Fin de l'affaire opposant les deux fils de Philippe de Villiers

(Maxppp)

La Cour de cassation a rejeté ce mardi le pourvoi formé par Laurent de Villiers, fils du député européen Philippe de Villiers, contre le non-lieu dont avait bénéficié son frère, Guillaume, en 2012, qu'il accuse de l'avoir violé dans leur enfance. La première plainte avait été déposée en 2006. C'est donc la fin d'une saga judiciaire qui a déchiré la famille.

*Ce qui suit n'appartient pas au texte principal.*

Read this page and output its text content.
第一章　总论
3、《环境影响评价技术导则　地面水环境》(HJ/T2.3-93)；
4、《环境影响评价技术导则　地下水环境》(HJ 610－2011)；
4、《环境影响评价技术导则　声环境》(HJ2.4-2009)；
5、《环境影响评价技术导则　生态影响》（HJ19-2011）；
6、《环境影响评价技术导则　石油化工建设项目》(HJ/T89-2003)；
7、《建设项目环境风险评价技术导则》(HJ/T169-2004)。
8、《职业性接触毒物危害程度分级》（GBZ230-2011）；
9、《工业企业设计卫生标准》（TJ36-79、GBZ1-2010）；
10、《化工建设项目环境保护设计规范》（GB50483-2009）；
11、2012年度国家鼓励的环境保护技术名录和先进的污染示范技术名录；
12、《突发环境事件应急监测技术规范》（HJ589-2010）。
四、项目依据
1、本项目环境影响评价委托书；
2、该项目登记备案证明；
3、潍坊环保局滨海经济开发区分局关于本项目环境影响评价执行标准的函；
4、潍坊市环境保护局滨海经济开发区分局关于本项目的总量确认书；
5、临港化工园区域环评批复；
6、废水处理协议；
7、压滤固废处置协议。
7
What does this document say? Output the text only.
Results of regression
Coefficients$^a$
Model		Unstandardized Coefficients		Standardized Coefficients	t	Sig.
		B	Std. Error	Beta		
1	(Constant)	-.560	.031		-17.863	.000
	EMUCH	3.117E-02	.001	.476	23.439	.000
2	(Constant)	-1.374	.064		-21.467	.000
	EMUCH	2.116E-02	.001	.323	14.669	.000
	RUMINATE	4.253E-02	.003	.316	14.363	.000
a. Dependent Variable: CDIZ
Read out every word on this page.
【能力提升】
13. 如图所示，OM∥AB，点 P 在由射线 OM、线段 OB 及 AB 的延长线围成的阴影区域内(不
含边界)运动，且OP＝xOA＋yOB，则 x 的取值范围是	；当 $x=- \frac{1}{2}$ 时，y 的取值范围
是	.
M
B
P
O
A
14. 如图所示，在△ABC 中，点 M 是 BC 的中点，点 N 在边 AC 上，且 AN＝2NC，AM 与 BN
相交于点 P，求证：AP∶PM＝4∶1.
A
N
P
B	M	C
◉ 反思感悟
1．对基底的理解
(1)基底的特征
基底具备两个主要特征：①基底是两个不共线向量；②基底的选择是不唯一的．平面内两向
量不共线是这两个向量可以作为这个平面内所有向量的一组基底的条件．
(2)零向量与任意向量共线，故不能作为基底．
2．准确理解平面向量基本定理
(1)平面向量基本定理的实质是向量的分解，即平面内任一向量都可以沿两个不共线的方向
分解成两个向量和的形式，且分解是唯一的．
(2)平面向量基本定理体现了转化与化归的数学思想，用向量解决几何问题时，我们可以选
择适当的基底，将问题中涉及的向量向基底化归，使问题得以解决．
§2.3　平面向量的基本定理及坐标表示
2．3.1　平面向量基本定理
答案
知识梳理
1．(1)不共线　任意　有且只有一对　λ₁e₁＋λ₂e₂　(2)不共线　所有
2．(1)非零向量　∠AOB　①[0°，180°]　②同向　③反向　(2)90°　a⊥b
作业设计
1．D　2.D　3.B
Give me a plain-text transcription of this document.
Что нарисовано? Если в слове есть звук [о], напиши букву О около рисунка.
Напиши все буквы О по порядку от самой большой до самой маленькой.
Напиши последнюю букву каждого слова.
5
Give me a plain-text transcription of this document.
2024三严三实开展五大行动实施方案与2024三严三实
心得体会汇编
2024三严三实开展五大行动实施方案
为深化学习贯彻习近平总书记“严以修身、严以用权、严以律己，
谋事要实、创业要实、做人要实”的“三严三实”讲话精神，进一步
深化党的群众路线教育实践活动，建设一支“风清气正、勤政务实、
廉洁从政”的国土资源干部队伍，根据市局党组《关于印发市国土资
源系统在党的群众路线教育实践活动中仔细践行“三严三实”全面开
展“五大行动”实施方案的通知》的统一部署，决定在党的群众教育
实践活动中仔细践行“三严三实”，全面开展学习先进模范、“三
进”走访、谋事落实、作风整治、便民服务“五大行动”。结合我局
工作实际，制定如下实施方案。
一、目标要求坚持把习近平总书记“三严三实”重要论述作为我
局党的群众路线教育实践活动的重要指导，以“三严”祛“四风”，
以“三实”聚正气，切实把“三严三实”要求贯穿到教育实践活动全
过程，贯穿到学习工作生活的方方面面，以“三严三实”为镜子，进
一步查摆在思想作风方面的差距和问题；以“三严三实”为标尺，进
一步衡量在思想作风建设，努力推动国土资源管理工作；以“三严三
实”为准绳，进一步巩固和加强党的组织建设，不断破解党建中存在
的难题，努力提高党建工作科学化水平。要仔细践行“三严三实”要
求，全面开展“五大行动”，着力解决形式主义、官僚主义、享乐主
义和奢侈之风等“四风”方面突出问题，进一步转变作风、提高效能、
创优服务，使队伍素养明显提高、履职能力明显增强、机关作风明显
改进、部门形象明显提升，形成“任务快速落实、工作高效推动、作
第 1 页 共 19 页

La Cour de cassation ne trouve donc rien à redire au non-lieu prononcé le 2 octobre 2012 par la chambre de l'instruction de la cour d'appel de Lyon, en faveur de Guillaume de Villiers, accusé de viol par son jeune frère Laurent, âgé aujourd'hui de 29 ans. 

Ce dernier avait déposé une première plainte en 2006, pour des faits de viols répétés qui se seraient passés entre 1994 et 1997, alors qu'il avait entre 10 et 13 ans. L'année suivante, il avait retiré sa plainte, avant d'accuser à nouveau son frère en 2008. Le 17 décembre 2010, après qu'un juge d'instruction eut renvoyé Guillaume de Villiers devant la cour d'assises, la chambre de l'instruction de la cour d'appel de Versailles prononçait un non-lieu. Non-lieu annulé l'année suivante par la Cour de cassation. Cette fois, la Cour n'a rien trouvé à redire sur la façon dont a été prononcé le dernier non-lieu, celui de 2012.

Cette affaire a évidemment empoisonné les relations au sein de la famille de Villiers. Le frère accusé, Guillaume, avait même demandé "pardon" en 2007. Mais la chambre de l'instruction estime qu'aujourd'hui la plupart des faits délictueux sont prescrits, près de vingt ans plus tard. A la sortie de l'audience, l'avocat de Laurent de Villiers a lâché ces mots lourds de sens : "Dans cette famille, les mots viol ou fellation, personne n'arrive à les dire ".